Non mancano quindi i problemi da risolvere anche sul piano nazionale se si vuole garantire, in Italia e all’estero, pienezza di diritti al lavoratore migrante. Non basta solo proporsi, come è doveroso, di cambiare leggi, di destinare maggiori risorse finanziarie, riordinare strumenti, ma è indispensabile creare al tempo stesso le condizioni perché i lavoratori migranti, i connazionali all’estero, partecipino direttamente alla definizione, all’attuazione, al controllo di una politica nuova e diversa nel campo dell’emigrazione.

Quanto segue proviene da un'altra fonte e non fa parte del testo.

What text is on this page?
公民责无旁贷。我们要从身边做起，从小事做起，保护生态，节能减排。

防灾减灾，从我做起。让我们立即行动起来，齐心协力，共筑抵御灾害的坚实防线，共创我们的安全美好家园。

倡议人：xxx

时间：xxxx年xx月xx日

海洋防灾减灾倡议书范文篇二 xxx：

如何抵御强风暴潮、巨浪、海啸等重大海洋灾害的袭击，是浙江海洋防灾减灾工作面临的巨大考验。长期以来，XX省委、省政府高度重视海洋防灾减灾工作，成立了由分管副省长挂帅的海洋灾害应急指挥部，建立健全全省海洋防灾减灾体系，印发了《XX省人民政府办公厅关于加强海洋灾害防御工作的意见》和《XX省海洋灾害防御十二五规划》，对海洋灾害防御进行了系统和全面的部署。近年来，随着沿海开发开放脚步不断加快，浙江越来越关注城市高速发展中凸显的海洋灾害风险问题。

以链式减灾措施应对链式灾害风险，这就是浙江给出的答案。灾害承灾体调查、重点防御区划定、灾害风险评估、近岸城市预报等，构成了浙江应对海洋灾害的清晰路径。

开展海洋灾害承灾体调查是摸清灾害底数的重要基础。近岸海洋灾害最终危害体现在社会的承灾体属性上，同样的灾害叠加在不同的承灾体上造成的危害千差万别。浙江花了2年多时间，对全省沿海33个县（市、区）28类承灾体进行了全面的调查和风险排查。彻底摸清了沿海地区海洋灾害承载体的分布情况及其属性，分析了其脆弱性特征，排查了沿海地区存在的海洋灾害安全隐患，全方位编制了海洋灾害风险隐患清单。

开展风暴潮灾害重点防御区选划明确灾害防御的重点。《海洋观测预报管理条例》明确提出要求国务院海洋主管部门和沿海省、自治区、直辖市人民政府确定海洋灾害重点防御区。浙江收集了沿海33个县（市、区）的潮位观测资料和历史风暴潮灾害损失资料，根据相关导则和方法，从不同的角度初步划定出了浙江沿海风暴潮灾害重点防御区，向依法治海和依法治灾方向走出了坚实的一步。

Il quadro dei grandi problemi da affrontare e risolvere, cui abbiamo accennato per grandi linee e senza entrare in dettagli, approfonditi in altre sedi, è indubbiamente impegnativo e ambizioso. Si poteva forse evitare un approccio di vasto respiro nel momento in cui, dopo tanti anni di attesa, ha luogo nel nostro paese la Conferenza Nazionale dell’Emigrazione? È difficile sostenerlo. Se si deve operare una svolta nel campo della politica di tutela dei lavoratori migranti, degli italiani all’estero, è indispensabile disporre di una strategia chiara e di lungo periodo. Non serve molto indugiare sulla denuncia degli errori, sulla difesa di quanto si è fatto, sulla critica ai ritardi, se il confronto franco su tutti questi punti non si conclude poi nella indicazione di una politica nuova e diversa da realizzare con le forze che ad essa sono interessate. La svolta auspicata deve certo tener conto sia di quanto di positivo è stato fatto, tra molte difficoltà e incomprensioni, sia di quanto una critica tenace e obiettiva è venuta esprimendo, ma deve essere nel comune interesse una svolta reale, concreta, capace di aprire una prospettiva valida per i prossimi anni.

Per questo la Conferenza Nazionale dell’Emigrazione ha una grande importanza. L’Italia democratica si interroga, per la prima volta dopo più di cento anni dalla sua unità, su problemi che sono stati per lungo tempo oggetto di appassionati dibattiti, di attente indagini (CNEL, Parlamento), di studi, che richiedono ora la ridefinizione di una coraggiosa ed organica politica. La gravita della crisi accentua il rigore del confronto su questo piano. L’attenzione di molti paesi che hanno avuto o che avranno i nostri stessi problemi, è uno stimolo a non sciupare un’occasione preziosa. Si tratta pertanto di avviare una nuova fase operativa, di potenziare gli sforzi compiuti, di tener conto delle esperienze positive e negative del passato, ma soprattutto di mobilitare ogni energia disponibile per fronteggiare una situazione minacciosa al fine di superarla con una forte volontà. Perché questo avvenga occorre abbattere con decisione ogni diaframma tra società italiana e mondo dell’emigrazione. Gli italiani, ovunque si trovino, sono uguali di fronte alla Costituzione e tutti dovrebbero sentirsi impegnati, alla scala delle loro responsabilità e pur nelle loro differenti idealità, a cancellare la triste eredità storica dell’emigrazione forzata ed a indicare sulla base della propria esperienza la via delle trasformazioni che questo fenomeno sollecita nei singoli paesi e sul piano internazionale: non è una prova di poco conto.